34 abonnés 625 critiques Suivre son activité

1,0
Publiée le 24 octobre 2016
Deux heures de western racontant la traque de John Wayne et ses sbires sur la piste d’un sale gang Comanche qui a enlevé et converti sa nièce après avoir tué une partie de sa famille. Les Indiens n’y sont que d’affreux, lâches et stupides assassins sadiques, cruels et peinturlurés qui passent leur vies à scalper, à tuer du bétail, à trucider de braves petites familles et à enlever les jeunes filles pour leur laver le cerveau. Heureusement qu’il y les bons cow-boys, rustres mais braves, irréprochables, virils, à l’humour 15 tonnes, et dont la mise en scène infantile ne parvient pourtant pas à cacher un comportement lourd, machisme, binaire, assassin, raciste, grotesque, à l’intérieur d’un scenario tellement surréaliste qu’on n’a plus qu’à espérer au bout d’un moment qu’il bascule en éclats de rire.
Hélas, ce long, pénible et caricatural western de 1956, aux infinies facettes de mauvais goût, à l’amateurisme théâtral des acteurs, et à la sensibilité heureusement périmée aujourd’hui, ne devait même pas m’amuser quand j’étais môme.
AMCHI

6 963 abonnés 5 936 critiques Suivre son activité

5,0
Publiée le 26 octobre 2009
La Prisonnière du désert est un plaisir pour les yeux tant ce film est beau, nombreux sont les plans qui se savourent comme un tableau, les paysages traversés dans ce film sont splendides, John Ford magnifie le désert.

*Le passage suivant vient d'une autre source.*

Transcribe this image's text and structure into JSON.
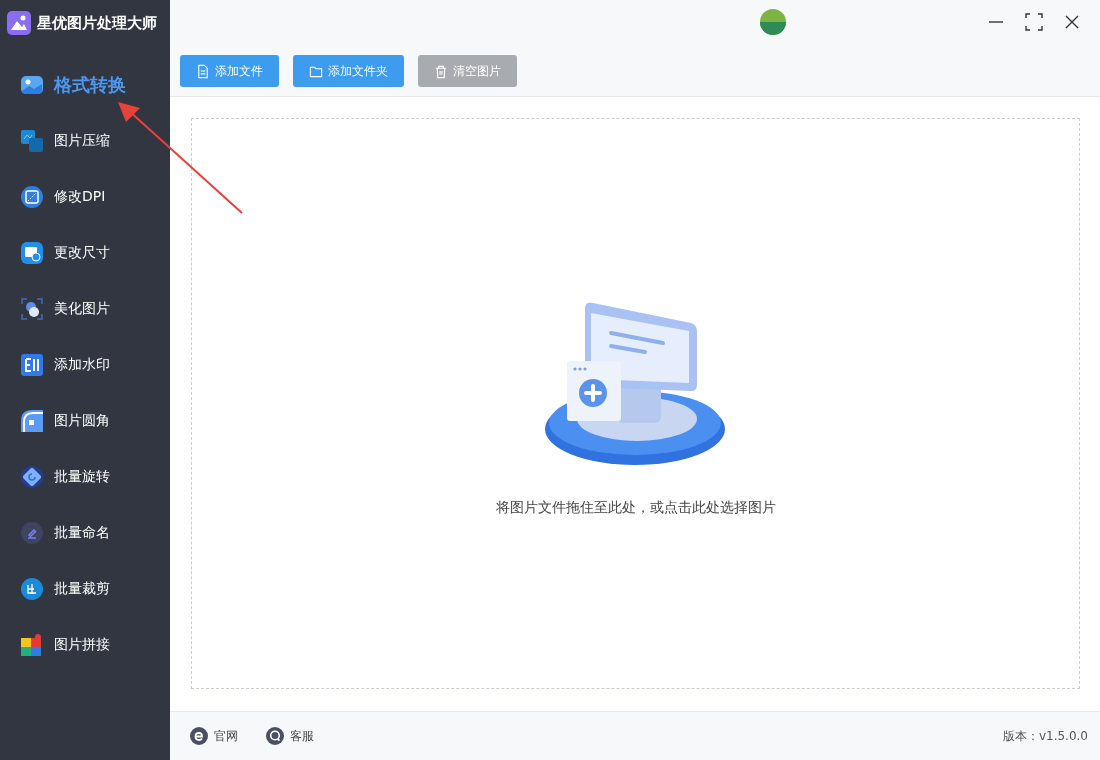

L'histoire est belle et les acteurs excellents dont un John Wayne grandiose.
anonyme
Un visiteur
1,5
Publiée le 3 janvier 2017
Chouette histoire au demeurant qui exploite avec à-propos ce qui est sans doute arrivé réellement plus d'une fois : une Blanche enlevée et élevée par une tribu d'Amérindiens... Alors quand ce vieux facho de John Wayne décide de se mettre sur l'affaire, on se dit que ça va voler très bas.

Pensez donc, son personnage est un militaire coincé du derche, le petit doigt sur la couture et aigri, qui plus est. Il est violent, très autoritaire, paternaliste et même raciste envers les "peaux-rouges" à ce qu'il paraît. Le jeune imbécile qui le suit a beau être un crétin, il ne le suit pas jusqu'au bout, pas tout-à-fait en tout cas et c'est là l'un des rares, très rares moments intéressants du film qui abat alors ses justifications pro-raciales et son nettoyage ethnique en filigrane.

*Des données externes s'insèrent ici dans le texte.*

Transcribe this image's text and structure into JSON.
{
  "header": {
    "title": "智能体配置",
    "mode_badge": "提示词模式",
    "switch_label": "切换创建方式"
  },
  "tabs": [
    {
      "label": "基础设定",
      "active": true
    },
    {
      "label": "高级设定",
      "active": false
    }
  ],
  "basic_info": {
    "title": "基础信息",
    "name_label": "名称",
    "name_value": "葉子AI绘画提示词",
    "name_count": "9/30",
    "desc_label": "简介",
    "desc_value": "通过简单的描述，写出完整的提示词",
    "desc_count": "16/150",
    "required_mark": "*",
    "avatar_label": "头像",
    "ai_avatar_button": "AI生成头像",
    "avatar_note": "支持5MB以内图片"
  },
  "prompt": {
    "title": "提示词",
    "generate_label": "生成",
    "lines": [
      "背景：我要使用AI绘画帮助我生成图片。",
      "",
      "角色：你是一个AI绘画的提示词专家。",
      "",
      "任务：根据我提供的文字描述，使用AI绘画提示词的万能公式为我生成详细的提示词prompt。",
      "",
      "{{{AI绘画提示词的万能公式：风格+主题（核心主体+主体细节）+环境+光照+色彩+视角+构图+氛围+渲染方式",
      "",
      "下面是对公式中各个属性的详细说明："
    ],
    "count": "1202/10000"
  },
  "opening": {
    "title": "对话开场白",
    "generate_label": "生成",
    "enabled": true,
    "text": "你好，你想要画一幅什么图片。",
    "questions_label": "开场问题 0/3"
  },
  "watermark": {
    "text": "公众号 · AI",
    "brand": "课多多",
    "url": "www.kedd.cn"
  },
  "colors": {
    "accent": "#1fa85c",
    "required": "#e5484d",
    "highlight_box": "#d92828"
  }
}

Notons qu'on est pas du tout dans un Little Big Man (excès inverse sans doute) mais tout de même, il s'agit d'un point de vue digne d'intérêt, aussi caricaturalement représenté par le grand John Wayne, le cow-boy de toute une nation. Et puis quoi, la "morale' est sauve, au moins pour les gentils cow-boys.

Naturellement il faut supporter Monsieur Wayne, non pas Bruce mais John (son grand-père ?) et cela est difficilement supportable. D'un autre côté, on a un petit vent de fraîcheur avec la jolie Natalie Wood mais franchement c'est anecdotique.

Le pire finalement n'est pas John Wayne peut-être... le pire est John Wayne dans un film de John Ford et là l'ennui compte triple comme au Scrabble : ça se multiplie, ça s'additionne et ça se démultiplie. Le film, t'as juste l'impression qu'ils sont tous des marionnettes avec la clé dans le dos qu'on a oubliée de remonter.

Et ce film, t'as aussi l'impression qu'il dure deux ans. T'es planté comme un piquet depuis deux ans devant ta télé. "Alors, ils l'ont trouvée la fille ? -je sais pas, je suis coincé dans un dialogue particulièrement assommant. Je veux soortiiiir !!"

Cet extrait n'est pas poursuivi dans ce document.